From the time of the discovery of Menura superba in 1798 until about 1853 the lyrebirds were usually thought to be allied either to the galliforms or to the birds-of-paradise. For the past century the two species bare been placed in the Passeriformes but segregated as the family Menuridae in the suborder Menurae, one of the four passerine suborders usually recognized. The only other birds assigned to the Menurae are the scrub-birds Atrichornis, also placed in their own family, Atrichornithidae. The suborder Menurae has been based primarily upon differences in syringeal structure in comparison with the typical oscines (Passeres). New evidence from studies of the egg white proteins indicated that Menura is actually related to the cluster of Australo-Papuan endemics that includes birds-of-paradise and bowerbirds. This discovery prompted a. re-evaluation of the anatomies/characters long used as the basis for the subordinal separation of the Menurae.
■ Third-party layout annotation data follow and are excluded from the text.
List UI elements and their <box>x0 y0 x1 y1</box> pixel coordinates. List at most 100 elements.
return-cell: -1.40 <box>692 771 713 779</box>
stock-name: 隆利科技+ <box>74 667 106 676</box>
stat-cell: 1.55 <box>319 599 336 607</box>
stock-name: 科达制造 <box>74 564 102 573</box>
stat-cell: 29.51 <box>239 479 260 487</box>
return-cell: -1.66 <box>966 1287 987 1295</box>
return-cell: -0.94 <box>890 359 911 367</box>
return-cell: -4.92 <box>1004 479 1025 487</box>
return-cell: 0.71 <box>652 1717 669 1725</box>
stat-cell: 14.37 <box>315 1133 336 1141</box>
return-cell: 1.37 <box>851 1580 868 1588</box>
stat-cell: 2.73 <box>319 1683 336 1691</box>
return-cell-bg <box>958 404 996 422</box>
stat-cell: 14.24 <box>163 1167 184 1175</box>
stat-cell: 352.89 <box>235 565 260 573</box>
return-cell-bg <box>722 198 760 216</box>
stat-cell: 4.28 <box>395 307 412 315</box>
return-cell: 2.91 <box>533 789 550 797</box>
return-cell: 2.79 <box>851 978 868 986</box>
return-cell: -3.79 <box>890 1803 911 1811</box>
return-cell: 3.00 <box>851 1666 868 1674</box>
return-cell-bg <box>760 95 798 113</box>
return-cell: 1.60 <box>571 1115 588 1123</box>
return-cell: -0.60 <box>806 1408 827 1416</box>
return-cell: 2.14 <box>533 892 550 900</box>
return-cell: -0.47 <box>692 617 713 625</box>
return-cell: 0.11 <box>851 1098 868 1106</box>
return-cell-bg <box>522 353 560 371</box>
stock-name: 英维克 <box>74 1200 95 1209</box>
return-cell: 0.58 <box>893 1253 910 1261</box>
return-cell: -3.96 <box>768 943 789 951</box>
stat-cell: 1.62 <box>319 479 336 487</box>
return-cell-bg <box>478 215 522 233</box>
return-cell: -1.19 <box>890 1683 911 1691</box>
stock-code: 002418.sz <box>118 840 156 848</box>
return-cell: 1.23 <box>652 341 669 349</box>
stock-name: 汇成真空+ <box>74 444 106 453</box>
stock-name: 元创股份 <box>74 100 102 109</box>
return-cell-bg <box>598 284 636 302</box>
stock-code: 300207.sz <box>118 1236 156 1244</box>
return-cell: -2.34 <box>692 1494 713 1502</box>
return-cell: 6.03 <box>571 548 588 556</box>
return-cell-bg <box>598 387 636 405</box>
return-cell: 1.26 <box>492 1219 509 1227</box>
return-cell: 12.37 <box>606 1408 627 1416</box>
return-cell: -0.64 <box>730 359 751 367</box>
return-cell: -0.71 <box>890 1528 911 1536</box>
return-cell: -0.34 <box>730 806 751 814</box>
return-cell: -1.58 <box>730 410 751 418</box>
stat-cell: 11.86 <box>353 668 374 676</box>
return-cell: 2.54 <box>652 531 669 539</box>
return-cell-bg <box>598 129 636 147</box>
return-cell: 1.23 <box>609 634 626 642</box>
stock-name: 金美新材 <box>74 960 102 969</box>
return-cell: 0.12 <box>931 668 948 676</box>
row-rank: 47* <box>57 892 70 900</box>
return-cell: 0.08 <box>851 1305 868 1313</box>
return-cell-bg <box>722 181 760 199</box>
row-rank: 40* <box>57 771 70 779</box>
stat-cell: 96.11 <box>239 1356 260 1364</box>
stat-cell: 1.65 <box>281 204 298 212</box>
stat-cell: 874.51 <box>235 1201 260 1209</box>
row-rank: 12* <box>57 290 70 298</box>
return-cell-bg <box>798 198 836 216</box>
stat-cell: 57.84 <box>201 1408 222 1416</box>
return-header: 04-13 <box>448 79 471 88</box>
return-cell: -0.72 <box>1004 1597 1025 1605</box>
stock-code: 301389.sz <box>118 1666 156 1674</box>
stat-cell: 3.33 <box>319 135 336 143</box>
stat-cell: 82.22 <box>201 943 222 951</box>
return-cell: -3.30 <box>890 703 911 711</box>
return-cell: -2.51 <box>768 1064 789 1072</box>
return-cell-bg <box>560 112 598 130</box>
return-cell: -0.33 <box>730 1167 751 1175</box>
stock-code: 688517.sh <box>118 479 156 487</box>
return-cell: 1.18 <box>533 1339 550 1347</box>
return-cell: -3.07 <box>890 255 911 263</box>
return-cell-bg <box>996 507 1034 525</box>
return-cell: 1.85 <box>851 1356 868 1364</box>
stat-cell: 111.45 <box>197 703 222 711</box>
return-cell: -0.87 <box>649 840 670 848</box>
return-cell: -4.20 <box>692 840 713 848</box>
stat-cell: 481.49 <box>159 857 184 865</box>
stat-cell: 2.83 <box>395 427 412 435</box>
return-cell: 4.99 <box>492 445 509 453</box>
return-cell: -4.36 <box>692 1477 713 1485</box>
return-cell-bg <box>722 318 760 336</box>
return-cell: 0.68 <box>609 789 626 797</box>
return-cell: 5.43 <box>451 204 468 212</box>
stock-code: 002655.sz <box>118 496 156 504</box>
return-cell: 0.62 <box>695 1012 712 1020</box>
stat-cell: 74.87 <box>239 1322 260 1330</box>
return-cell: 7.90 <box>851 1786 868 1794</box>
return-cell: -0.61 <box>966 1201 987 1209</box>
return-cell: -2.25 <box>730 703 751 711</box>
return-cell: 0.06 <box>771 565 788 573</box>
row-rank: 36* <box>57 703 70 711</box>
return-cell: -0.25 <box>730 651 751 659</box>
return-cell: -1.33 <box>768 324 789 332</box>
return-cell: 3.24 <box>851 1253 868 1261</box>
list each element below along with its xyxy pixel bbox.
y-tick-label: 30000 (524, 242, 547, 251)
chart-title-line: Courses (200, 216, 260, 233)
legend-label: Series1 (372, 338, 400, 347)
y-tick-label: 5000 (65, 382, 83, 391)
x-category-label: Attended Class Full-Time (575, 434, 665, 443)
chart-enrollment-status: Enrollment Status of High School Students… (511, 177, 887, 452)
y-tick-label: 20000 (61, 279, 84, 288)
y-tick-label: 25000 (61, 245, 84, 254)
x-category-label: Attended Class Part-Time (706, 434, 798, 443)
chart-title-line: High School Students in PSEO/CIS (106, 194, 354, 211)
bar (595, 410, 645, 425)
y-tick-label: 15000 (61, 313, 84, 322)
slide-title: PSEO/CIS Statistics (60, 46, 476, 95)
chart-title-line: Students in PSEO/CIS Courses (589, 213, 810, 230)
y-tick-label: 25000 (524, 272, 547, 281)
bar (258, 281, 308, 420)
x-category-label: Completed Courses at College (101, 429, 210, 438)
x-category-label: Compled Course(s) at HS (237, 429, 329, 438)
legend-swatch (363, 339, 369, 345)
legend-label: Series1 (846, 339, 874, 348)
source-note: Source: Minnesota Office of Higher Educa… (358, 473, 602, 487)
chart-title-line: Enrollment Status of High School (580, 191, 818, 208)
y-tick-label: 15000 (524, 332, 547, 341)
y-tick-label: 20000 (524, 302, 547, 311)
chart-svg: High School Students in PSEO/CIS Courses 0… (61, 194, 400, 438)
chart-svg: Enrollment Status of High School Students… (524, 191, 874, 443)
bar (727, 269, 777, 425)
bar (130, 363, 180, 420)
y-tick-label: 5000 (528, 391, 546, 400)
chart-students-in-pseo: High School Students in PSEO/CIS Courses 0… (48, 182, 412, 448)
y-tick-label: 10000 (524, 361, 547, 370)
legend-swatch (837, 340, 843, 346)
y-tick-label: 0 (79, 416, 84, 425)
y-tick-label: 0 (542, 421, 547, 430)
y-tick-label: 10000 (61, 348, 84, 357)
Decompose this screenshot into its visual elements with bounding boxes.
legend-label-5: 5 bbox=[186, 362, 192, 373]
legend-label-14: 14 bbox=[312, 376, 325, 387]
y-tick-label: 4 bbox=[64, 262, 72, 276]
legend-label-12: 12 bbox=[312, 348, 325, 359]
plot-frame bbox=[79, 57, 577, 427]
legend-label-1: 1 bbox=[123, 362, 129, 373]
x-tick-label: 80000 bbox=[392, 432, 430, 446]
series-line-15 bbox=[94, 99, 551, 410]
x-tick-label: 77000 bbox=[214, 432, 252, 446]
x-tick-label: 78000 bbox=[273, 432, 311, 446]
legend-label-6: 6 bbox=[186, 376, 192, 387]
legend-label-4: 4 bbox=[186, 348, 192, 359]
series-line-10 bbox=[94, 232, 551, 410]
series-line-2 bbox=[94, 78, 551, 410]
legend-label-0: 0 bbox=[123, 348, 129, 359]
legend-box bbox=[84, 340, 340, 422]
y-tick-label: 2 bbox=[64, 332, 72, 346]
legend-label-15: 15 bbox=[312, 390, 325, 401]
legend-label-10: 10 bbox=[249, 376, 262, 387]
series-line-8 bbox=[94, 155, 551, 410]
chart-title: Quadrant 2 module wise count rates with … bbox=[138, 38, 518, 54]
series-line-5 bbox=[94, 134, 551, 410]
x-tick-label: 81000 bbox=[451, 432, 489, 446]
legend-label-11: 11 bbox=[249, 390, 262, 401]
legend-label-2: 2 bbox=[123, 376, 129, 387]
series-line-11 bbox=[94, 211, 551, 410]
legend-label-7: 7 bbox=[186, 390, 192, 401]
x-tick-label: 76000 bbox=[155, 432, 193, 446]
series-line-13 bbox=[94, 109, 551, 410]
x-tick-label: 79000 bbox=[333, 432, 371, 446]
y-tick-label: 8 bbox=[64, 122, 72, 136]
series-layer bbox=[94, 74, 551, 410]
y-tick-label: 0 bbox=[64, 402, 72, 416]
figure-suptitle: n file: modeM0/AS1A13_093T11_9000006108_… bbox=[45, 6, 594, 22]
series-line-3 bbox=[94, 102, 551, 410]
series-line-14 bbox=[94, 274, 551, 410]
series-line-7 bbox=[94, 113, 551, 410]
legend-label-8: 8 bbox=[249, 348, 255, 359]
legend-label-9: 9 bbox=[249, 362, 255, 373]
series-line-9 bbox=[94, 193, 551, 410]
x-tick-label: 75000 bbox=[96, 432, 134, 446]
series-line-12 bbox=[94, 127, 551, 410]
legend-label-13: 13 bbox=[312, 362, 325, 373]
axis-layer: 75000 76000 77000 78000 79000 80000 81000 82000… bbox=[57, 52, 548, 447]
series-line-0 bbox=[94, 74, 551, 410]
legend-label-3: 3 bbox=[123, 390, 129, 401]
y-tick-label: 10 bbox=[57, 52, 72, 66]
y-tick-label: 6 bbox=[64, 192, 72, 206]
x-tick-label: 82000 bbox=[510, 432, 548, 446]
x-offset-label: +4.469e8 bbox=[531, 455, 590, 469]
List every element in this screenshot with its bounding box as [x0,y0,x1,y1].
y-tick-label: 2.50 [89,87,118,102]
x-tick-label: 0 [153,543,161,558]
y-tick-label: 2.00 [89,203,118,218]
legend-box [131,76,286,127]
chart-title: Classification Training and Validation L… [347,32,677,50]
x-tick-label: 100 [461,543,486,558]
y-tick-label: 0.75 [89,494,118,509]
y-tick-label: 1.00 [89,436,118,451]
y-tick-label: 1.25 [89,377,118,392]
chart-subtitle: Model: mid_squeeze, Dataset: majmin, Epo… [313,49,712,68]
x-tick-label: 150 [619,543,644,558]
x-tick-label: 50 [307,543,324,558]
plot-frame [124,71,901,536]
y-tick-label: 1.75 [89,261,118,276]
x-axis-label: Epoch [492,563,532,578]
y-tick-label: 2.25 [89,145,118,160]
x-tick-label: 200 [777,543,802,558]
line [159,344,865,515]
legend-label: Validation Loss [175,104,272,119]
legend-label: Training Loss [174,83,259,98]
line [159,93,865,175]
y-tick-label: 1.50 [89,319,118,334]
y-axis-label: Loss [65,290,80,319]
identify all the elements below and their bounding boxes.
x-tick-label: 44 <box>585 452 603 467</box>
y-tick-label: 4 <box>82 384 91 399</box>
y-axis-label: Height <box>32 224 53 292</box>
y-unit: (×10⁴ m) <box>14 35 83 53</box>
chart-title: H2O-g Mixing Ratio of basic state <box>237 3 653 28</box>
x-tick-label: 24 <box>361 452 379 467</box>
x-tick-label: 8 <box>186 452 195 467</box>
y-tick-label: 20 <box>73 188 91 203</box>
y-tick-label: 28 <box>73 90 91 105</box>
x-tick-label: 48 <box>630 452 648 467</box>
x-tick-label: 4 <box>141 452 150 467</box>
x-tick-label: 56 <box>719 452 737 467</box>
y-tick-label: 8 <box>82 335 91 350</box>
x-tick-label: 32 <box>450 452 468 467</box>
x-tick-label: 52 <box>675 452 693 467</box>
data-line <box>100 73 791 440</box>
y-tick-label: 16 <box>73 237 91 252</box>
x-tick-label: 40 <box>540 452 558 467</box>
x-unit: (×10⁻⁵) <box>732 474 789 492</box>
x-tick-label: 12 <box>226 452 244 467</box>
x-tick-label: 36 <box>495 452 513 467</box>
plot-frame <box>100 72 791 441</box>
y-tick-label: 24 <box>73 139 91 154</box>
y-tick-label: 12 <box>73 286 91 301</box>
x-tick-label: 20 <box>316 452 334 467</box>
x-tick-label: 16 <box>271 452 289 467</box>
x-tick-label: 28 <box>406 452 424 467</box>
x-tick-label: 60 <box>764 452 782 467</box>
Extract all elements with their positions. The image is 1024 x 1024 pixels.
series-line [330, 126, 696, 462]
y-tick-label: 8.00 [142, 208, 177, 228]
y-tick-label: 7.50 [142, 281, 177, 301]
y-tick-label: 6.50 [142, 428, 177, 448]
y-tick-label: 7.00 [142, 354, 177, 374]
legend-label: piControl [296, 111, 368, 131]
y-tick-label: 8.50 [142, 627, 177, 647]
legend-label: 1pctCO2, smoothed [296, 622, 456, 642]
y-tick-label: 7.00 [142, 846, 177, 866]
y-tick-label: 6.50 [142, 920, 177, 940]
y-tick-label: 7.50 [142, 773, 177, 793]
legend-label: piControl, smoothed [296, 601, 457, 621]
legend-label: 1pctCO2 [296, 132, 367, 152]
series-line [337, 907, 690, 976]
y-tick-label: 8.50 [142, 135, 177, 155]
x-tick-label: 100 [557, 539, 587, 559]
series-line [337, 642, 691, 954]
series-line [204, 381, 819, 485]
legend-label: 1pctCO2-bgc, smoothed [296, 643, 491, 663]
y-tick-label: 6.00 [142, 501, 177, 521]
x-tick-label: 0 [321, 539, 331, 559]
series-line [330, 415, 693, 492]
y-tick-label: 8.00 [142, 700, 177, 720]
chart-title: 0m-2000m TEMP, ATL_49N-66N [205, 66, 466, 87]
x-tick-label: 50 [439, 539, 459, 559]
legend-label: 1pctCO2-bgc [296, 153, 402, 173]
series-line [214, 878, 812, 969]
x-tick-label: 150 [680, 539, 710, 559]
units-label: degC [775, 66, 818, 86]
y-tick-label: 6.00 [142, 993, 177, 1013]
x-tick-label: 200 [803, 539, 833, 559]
The syringes of the Menurae and Passeres were found to differ in degree only and the syrinx of Atrichornis is intermediate between that of Menura and those of the typical oscines. Several other anatomical and behavioural characters support an alliance between the Menurae and the bowerbird-bird-of-paradise assemblage.

It was concluded that the suborder Menurae should be dropped from the classification and that the families Menuridae and Atrichornithidae should be placed near the Ptilonorhynchidae and Paradisaeidae.